Wednesday | May 14, 2014

The American ideal of “public education” has historically included a robust and complex conception of what it meant for education to be “public.” Included in that ideal were notions of elected local governance, universal accessibility, organic school-community relations and education for democratic citizenship. While American schools have often fallen short of that aspirational ideal, most especially in the segregation of schools by race and class, the ideal remained largely intact into the 21st century. But with the emergence of market based models of education reform, the meaning of “public education” has become contested. Democratic modes of governance are replaced by autocratic rule. Some now argue that “public schools” are nothing more than schools financed out of the public purse. Our panel approach will examine the meaning of “public” in “public education” from a variety of different perspectives.

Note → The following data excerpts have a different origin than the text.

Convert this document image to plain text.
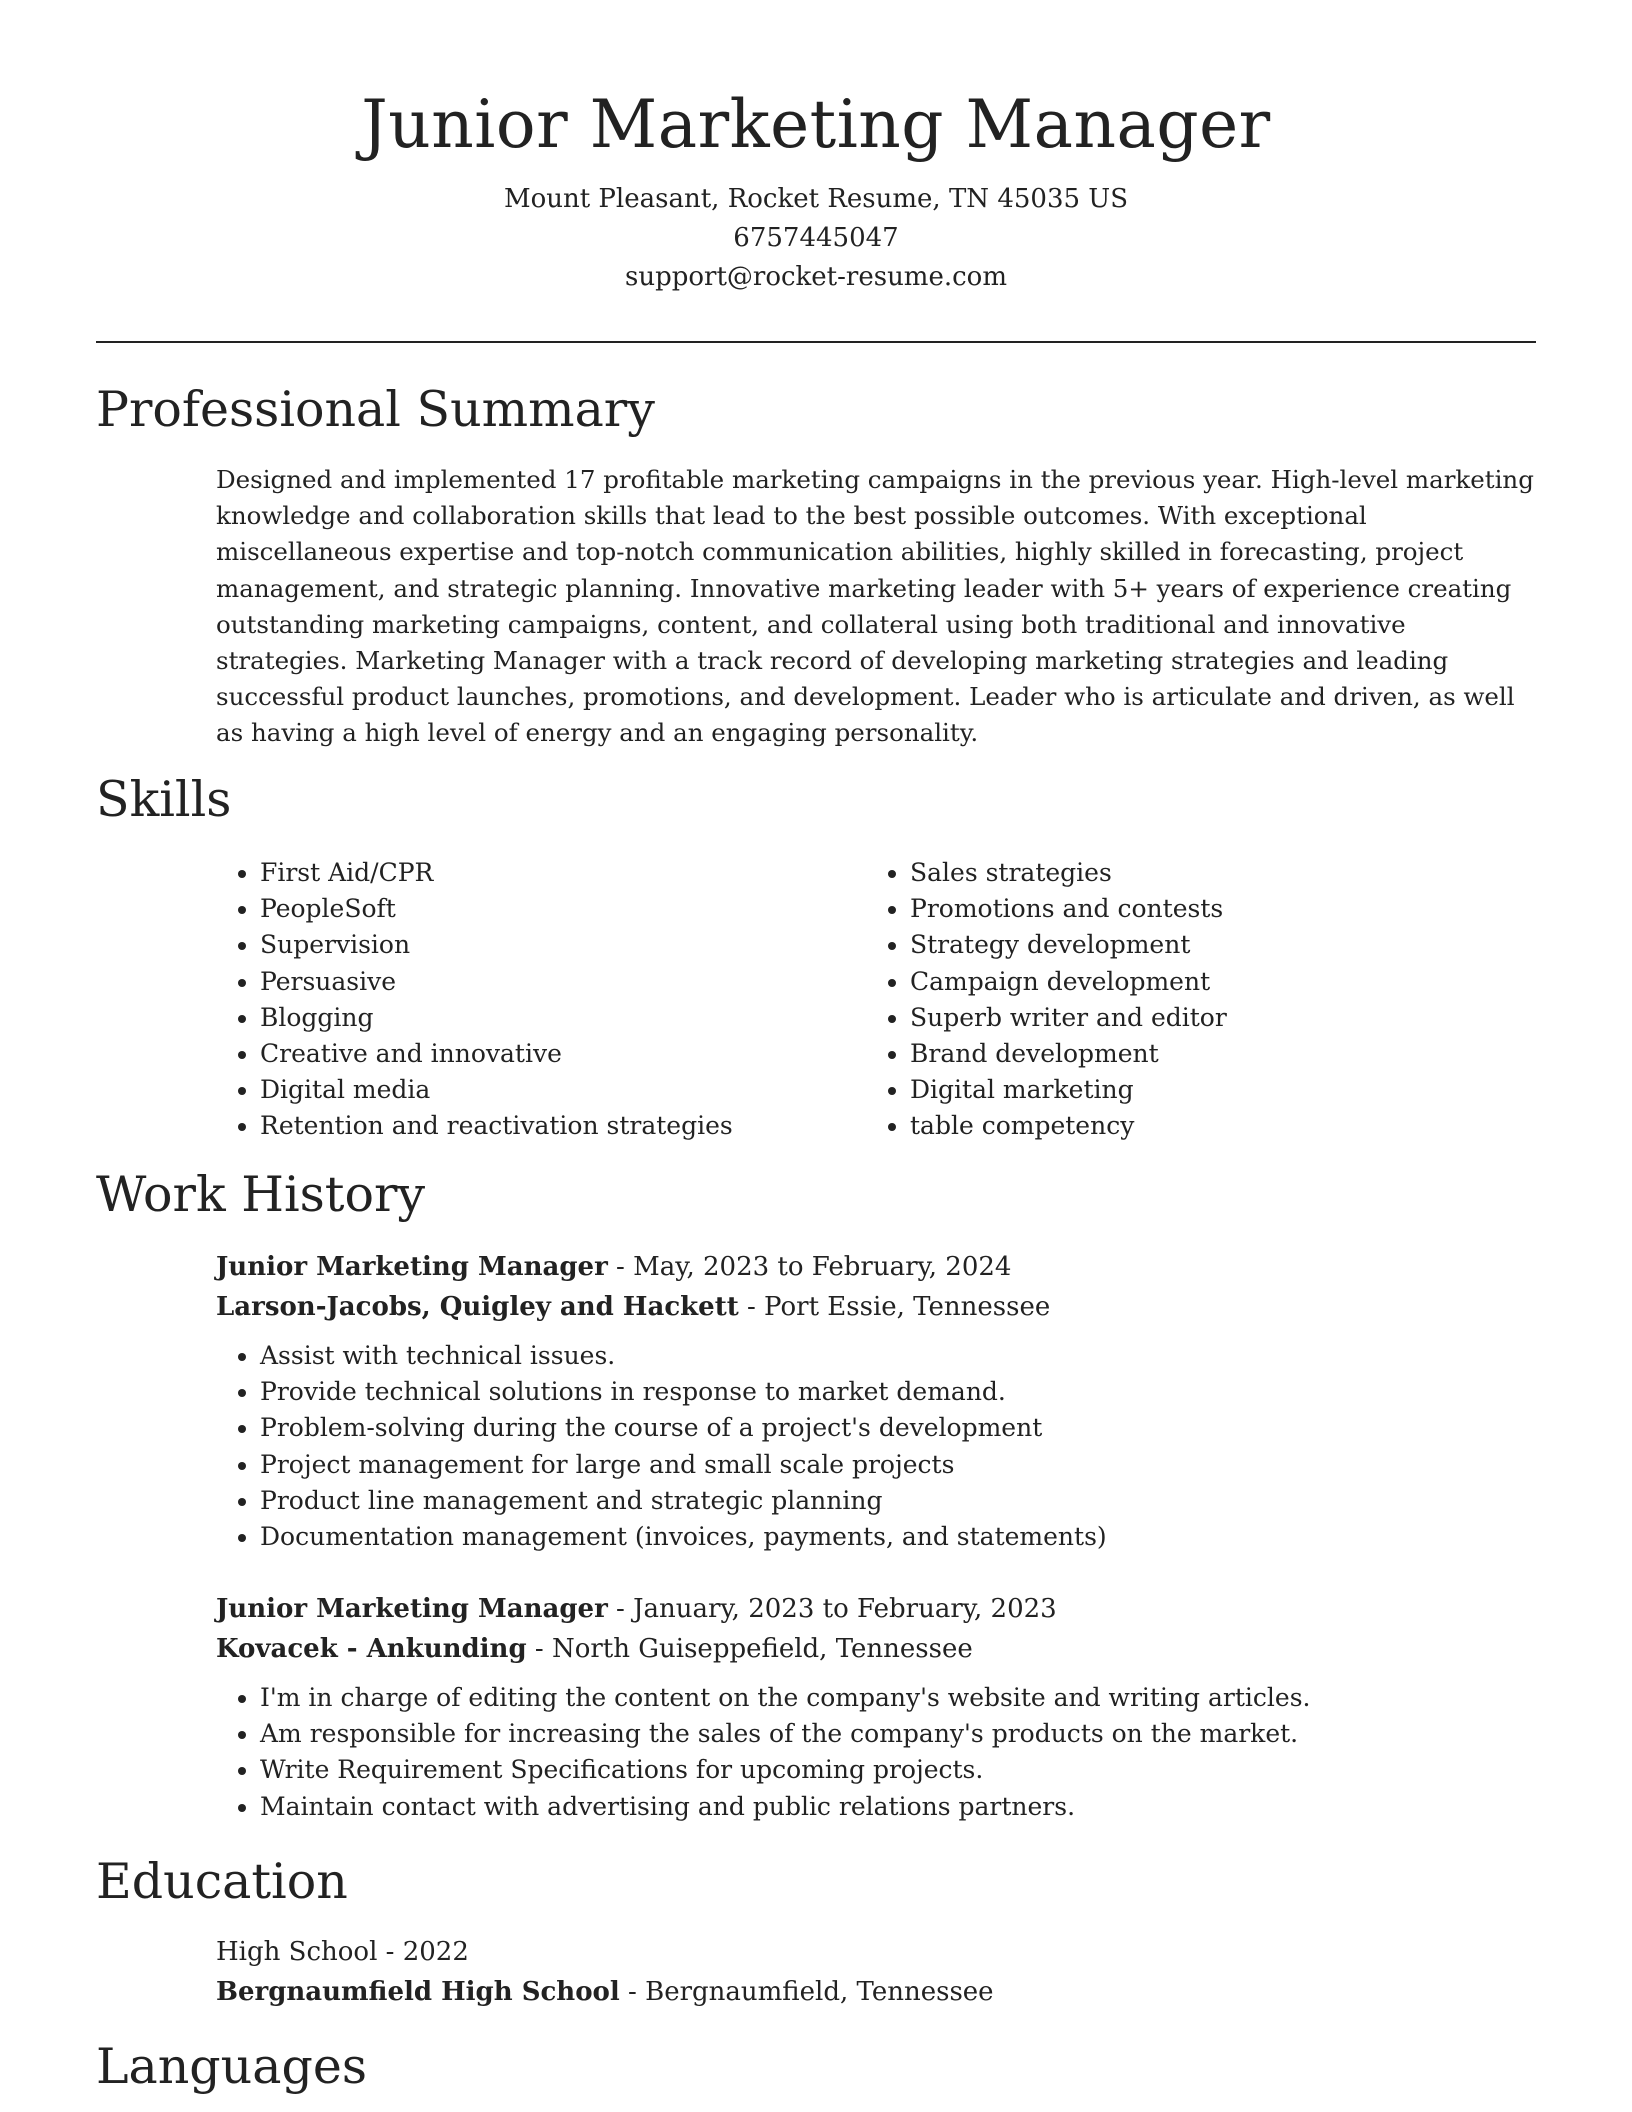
Junior Marketing Manager
Mount Pleasant, Rocket Resume, TN 45035 US
6757445047
support@rocket-resume.com
Professional Summary
Designed and implemented 17 profitable marketing campaigns in the previous year. High-level marketing knowledge and collaboration skills that lead to the best possible outcomes. With exceptional miscellaneous expertise and top-notch communication abilities, highly skilled in forecasting, project management, and strategic planning. Innovative marketing leader with 5+ years of experience creating outstanding marketing campaigns, content, and collateral using both traditional and innovative strategies. Marketing Manager with a track record of developing marketing strategies and leading successful product launches, promotions, and development. Leader who is articulate and driven, as well as having a high level of energy and an engaging personality.
Skills
• First Aid/CPR
• PeopleSoft
• Supervision
• Persuasive
• Blogging
• Creative and innovative
• Digital media
• Retention and reactivation strategies
• Sales strategies
• Promotions and contests
• Strategy development
• Campaign development
• Superb writer and editor
• Brand development
• Digital marketing
• table competency
Work History
Junior Marketing Manager - May, 2023 to February, 2024
Larson-Jacobs, Quigley and Hackett - Port Essie, Tennessee
• Assist with technical issues.
• Provide technical solutions in response to market demand.
• Problem-solving during the course of a project's development
• Project management for large and small scale projects
• Product line management and strategic planning
• Documentation management (invoices, payments, and statements)
Junior Marketing Manager - January, 2023 to February, 2023
Kovacek - Ankunding - North Guiseppefield, Tennessee
• I'm in charge of editing the content on the company's website and writing articles.
• Am responsible for increasing the sales of the company's products on the market.
• Write Requirement Specifications for upcoming projects.
• Maintain contact with advertising and public relations partners.
Education
High School - 2022
Bergnaumfield High School - Bergnaumfield, Tennessee
Languages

Jeffrey Henig, Professor of Political Science and Education and Chair, Department of Education Policy & Social Analysis Politics & Education Program Coordinator, Teachers College, Columbia University

Zakiyah Ansari, Advocacy Director, New York State Alliance for Quality Education

Andy Smarick, Partner, Thought Leadership practice, Bellwether Education Partners


Deborah Meier, Senior Scholar, NYU’s Steinhardt School of Culture, Education and Human Development; Board member, Coalition of Essential Schools, FairTest, SOS and Dissent and The Nation magazines

Moderator: Leo Casey, Executive Director, Albert Shanker Institute

Sponsored by the Albert Shanker Institute and the American Federation of Teachers, this conversation series is designed to engender lively and informative discussions on important educational issues. We deliberately invite speakers with diverse perspectives, including views other than those of the AFT and the Albert Shanker Institute. What is important is that these participants are committed to genuine engagement with each other.